Self Made Man is a comical stop motion animation investigating what it means to go it alone.

Juliana Roth is the creator of the narrative web series, The University, which won Best Web/Pilot at the Los Angeles Film Awards and toured nonprofits and college campuses to raise awareness on survivor justice and consent. The project was selected for a screening with It’s On Us, a nonprofit founded under the Obama-Biden administration to organize students across the country on reforming campus policies. She was a participant in the 2021 Stowe Story Labs and is a member of the Filmshop workshop. Her creative writing appears in the Los Angeles Review of Books, The Breakwater Review, Irish Pages, among others. Currently, she teaches writing at NYU and is developing new independent projects. You can learn more or reach out to collaborate at www.julianaroth.com.

 

 

 

 

 

 

Susan Hilary
The PRATT in the HAT

DIRECTOR:  Susan Hillary  (aka Susan Hillary Shapiro) has been making independent feature films and documentaries since the 1980s.  Some of her films have been filmed at and premiered at the Sundance and Cannes Film Festivals.  The documentary “Studio 54” on which she was the archival cinematographer is streaming on netflix. The PRATT in the HAT is her first film after an almost 20 year hiatus from filmmaking. Link to Studio 54 film: https://www.netflix.com/title/81004511

PRODUCER: Suzanne Mitchell celebrates more than two decades of producing and directing documentary films, historical network series, and docudramas. As an accomplished producer and director of social, political, and environmental issue related films she has produced alongside highly acclaimed documentarians and is the recipient of two Emmys, two Gracie Awards, an Omni Intermedia Award, and a Cine Golden Eagle. Link to Suzanne Mitchell portfolio: http://fullmotionpictures.com/portfolio.html

 

Michan Taylor, Roger Grange, Vera Aronow
BURN DOWN BABYLON

Singer, songwriter, performer, and educator, MACHAN TAYLOR is an accomplished veteran of the music business. She has extensively toured as a background vocalist with Sting, Pink Floyd, Pat Benetar, George Benson, Foreigner, Gov’t Mule, Bobby Caldwell, Steve Tyrell, and The Glenn Miller Orchestra.  She has sung on national TV and radio commercials and film soundtracks including the song “The Moon’s a Window to Heaven,” for the film Star Trek V in which she is also the singing voice of Lieutenant Uhura. She has written and published over 100 compositions that are featured on network and cable shows and in major films. Most recently, she had a song placed in the Oscar-nominated movie, Boyhood. As a vocal teacher she instructs amateur and professional singers to better understand the biomechanics of their vocal instruments, enabling them to develop command and expression as vocal artists.

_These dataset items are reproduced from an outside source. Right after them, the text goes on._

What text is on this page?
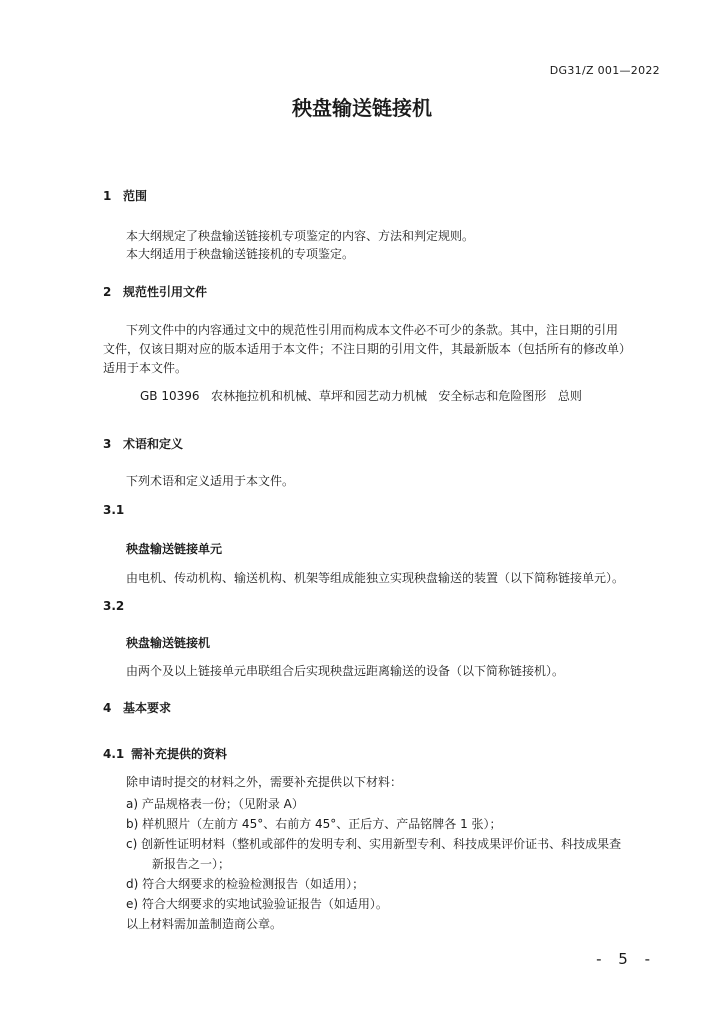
DG31/Z 001—2022
秧盘输送链接机
1 范围
本大纲规定了秧盘输送链接机专项鉴定的内容、方法和判定规则。
本大纲适用于秧盘输送链接机的专项鉴定。
2 规范性引用文件
下列文件中的内容通过文中的规范性引用而构成本文件必不可少的条款。其中，注日期的引用
文件，仅该日期对应的版本适用于本文件；不注日期的引用文件，其最新版本（包括所有的修改单）
适用于本文件。
GB 10396   农林拖拉机和机械、草坪和园艺动力机械   安全标志和危险图形   总则
3 术语和定义
下列术语和定义适用于本文件。
3.1
秧盘输送链接单元
由电机、传动机构、输送机构、机架等组成能独立实现秧盘输送的装置（以下简称链接单元）。
3.2
秧盘输送链接机
由两个及以上链接单元串联组合后实现秧盘远距离输送的设备（以下简称链接机）。
4 基本要求
4.1 需补充提供的资料
除申请时提交的材料之外，需要补充提供以下材料：
a) 产品规格表一份；（见附录 A）
b) 样机照片（左前方 45°、右前方 45°、正后方、产品铭牌各 1 张）；
c) 创新性证明材料（整机或部件的发明专利、实用新型专利、科技成果评价证书、科技成果查
新报告之一）；
d) 符合大纲要求的检验检测报告（如适用）；
e) 符合大纲要求的实地试验验证报告（如适用）。
以上材料需加盖制造商公章。
- 5 -
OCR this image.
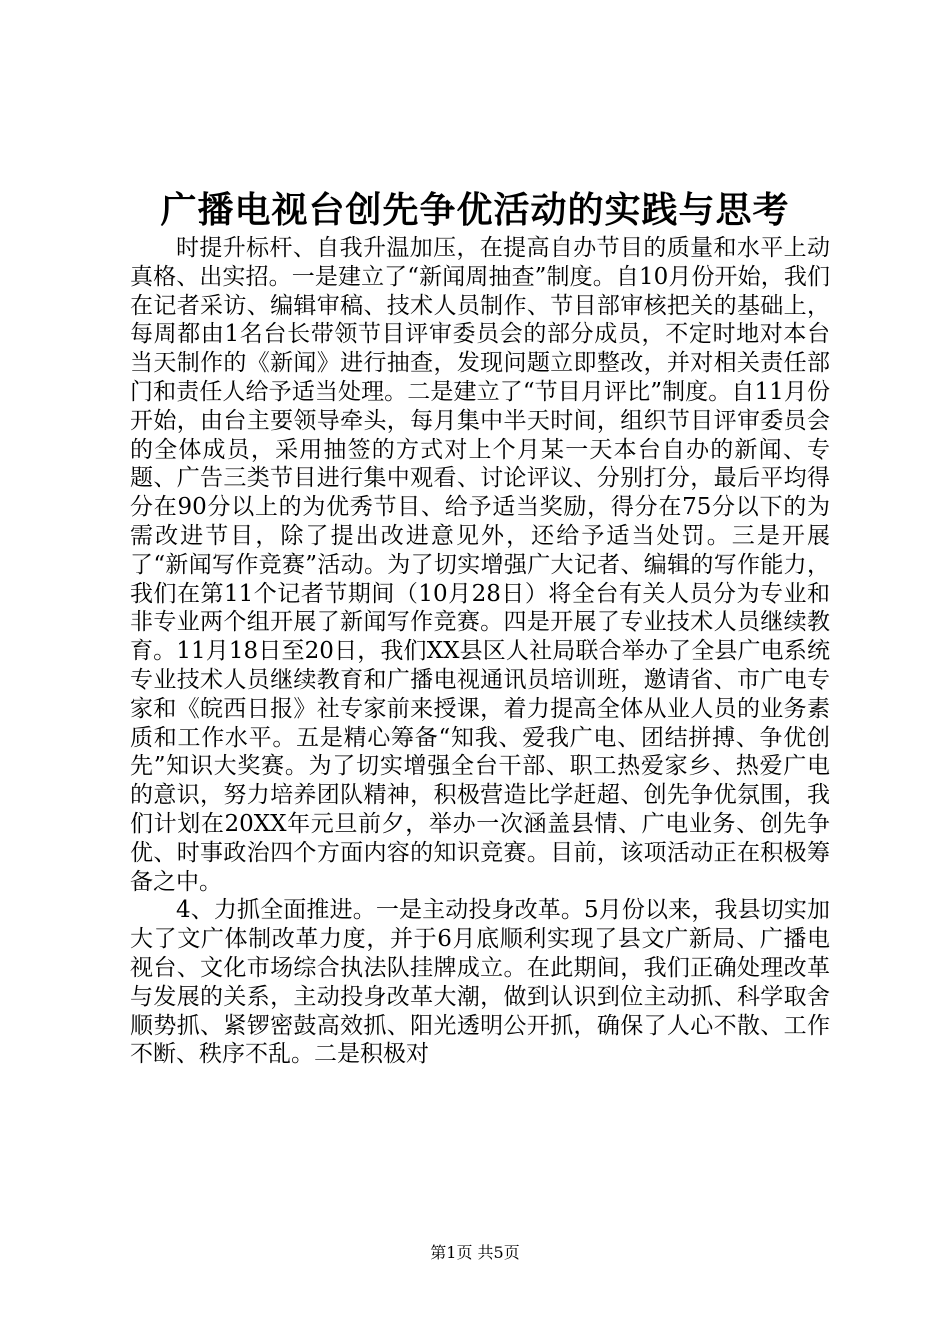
广播电视台创先争优活动的实践与思考

时提升标杆、自我升温加压，在提高自办节目的质量和水平上动真格、出实招。一是建立了“新闻周抽查”制度。自10月份开始，我们在记者采访、编辑审稿、技术人员制作、节目部审核把关的基础上，每周都由1名台长带领节目评审委员会的部分成员，不定时地对本台当天制作的《新闻》进行抽查，发现问题立即整改，并对相关责任部门和责任人给予适当处理。二是建立了“节目月评比”制度。自11月份开始，由台主要领导牵头，每月集中半天时间，组织节目评审委员会的全体成员，采用抽签的方式对上个月某一天本台自办的新闻、专题、广告三类节目进行集中观看、讨论评议、分别打分，最后平均得分在90分以上的为优秀节目、给予适当奖励，得分在75分以下的为需改进节目，除了提出改进意见外，还给予适当处罚。三是开展了“新闻写作竞赛”活动。为了切实增强广大记者、编辑的写作能力，我们在第11个记者节期间（10月28日）将全台有关人员分为专业和非专业两个组开展了新闻写作竞赛。四是开展了专业技术人员继续教育。11月18日至20日，我们XX县区人社局联合举办了全县广电系统专业技术人员继续教育和广播电视通讯员培训班，邀请省、市广电专家和《皖西日报》社专家前来授课，着力提高全体从业人员的业务素质和工作水平。五是精心筹备“知我、爱我广电、团结拼搏、争优创先”知识大奖赛。为了切实增强全台干部、职工热爱家乡、热爱广电的意识，努力培养团队精神，积极营造比学赶超、创先争优氛围，我们计划在20XX年元旦前夕，举办一次涵盖县情、广电业务、创先争优、时事政治四个方面内容的知识竞赛。目前，该项活动正在积极筹备之中。

4、力抓全面推进。一是主动投身改革。5月份以来，我县切实加大了文广体制改革力度，并于6月底顺利实现了县文广新局、广播电视台、文化市场综合执法队挂牌成立。在此期间，我们正确处理改革与发展的关系，主动投身改革大潮，做到认识到位主动抓、科学取舍顺势抓、紧锣密鼓高效抓、阳光透明公开抓，确保了人心不散、工作不断、秩序不乱。二是积极对

第1页 共5页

ROGER GRANGE is an experienced cinematographer with over 30 years of experience behind the camera, on feature films, documentaries, shorts, multicamera events, commercials, promos and music videos. His narrative credits include Director of Photography (with Dejan Georgevich) for The Heart Stays  (2019), a Native American coming-of-age story and Director of Photography for My Mother’s Early Lovers, a Vermont-based feature (1995 & restored in 2015). His extensive documentary feature credits include, A Cantor’s Head (2019), The Spy Behind Home Plate (2019), Moynihan (2018), Backpack Full of Cash (2017), Saving the Great Swamp (2017), The Anthropologist (2015 Doc NYC), Deliman (2014-with David Sperling), Évocateur: The Morton Downey Jr. Movie (2012) and MEGAMALL (2009), which he also co-directed, co-produced and narrated. ​He is an FAA Certified Commercial Drone Pilot and an active member of both the Society of Camera Operators (SOC) and the International Cinematographers Guild IATSE Local 600.

VERA ARONOW is an independent filmmaker with a track record of award-winning work. She was producer and editor of BACKPACK FULL OF CASH, a feature documentary narrated by Matt Damon that explores the real cost of privatizing America’s public schools.  She co-directed and edited MEGAMALL: Money, Power and Politics in the Age of Sprawl, which profiles the origins of the massive Palisades Center mall in Rockland County. Both features are available for educational use and for streaming through Vimeo on Demand. Early in her career she was Associate Producer for Bill Moyers’ award-winning PBS series, Joseph Campbell and the Power of Myth, which remains one of the most popular series ever broadcast on public television. In 1996 she founded Turnstone Productions with her husband, cinematographer Roger Grange. Turnstone creates short films and feature documentaries while also doing freelance work for other producers.